Generative AI (GenAI) fuels health misinformation by undermining trust across multiple layers. New frameworks and structural policy responses are needed to combat this evolving threat effectively.
Area of Science:
- Digital Health Communication
- Health Misinformation Studies
- Artificial Intelligence Ethics
Background:
- Generative AI (GenAI) enables scalable production of sophisticated health misinformation, challenging existing threat-detection frameworks.
- Current approaches overlook how AI embeds false claims across interconnected human trust systems.
- The health information ecosystem is increasingly vulnerable to AI-driven disinformation campaigns.
Purpose of the Study:
- Introduce the Multi-layered Epistemic Disruption Framework (MEDF) to conceptualize AI's structural impact on public trust.
- Detail four interdependent layers of disruption: discursive, biometric, temporal, and systemic.
- Provide a novel lens for understanding and addressing AI-driven health misinformation.
Main Methods:
- Adopt a socioecological and structural epistemic approach.

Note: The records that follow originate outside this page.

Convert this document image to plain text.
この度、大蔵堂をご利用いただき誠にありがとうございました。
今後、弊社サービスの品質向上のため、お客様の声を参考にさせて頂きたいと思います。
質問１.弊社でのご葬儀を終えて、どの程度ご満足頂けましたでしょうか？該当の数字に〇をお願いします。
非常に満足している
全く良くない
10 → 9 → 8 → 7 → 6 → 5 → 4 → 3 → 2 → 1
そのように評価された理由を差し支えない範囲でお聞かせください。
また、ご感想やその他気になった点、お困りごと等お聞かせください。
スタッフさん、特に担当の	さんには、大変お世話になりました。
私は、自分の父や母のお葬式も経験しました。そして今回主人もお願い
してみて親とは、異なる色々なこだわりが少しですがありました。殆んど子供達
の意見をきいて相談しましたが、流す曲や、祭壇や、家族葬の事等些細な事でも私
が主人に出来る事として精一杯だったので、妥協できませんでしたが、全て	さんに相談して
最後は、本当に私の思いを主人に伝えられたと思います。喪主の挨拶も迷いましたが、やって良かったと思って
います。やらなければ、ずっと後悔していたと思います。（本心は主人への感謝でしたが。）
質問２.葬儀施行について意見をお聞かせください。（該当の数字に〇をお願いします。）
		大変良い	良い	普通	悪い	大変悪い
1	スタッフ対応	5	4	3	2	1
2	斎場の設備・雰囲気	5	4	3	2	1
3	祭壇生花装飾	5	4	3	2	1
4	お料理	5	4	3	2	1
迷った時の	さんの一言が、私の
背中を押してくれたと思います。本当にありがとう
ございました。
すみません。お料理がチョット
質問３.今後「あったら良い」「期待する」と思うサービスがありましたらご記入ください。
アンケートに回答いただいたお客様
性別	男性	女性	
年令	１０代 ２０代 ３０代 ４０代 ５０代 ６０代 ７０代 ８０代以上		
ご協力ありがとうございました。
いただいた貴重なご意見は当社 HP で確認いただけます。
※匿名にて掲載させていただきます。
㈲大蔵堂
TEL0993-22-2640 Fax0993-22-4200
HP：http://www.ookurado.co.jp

- Synthesize empirical findings from communication psychology, medical sociology, and digital infodemiology.
- Position the MEDF relative to existing health communication and infodemic models.
Main Results:
- AI-driven health misinformation exploits individual receptivity to authority and lowers epistemic thresholds across trust layers.
- Exposure to health misinformation correlates with increased distrust in healthcare institutions (OR 1.66).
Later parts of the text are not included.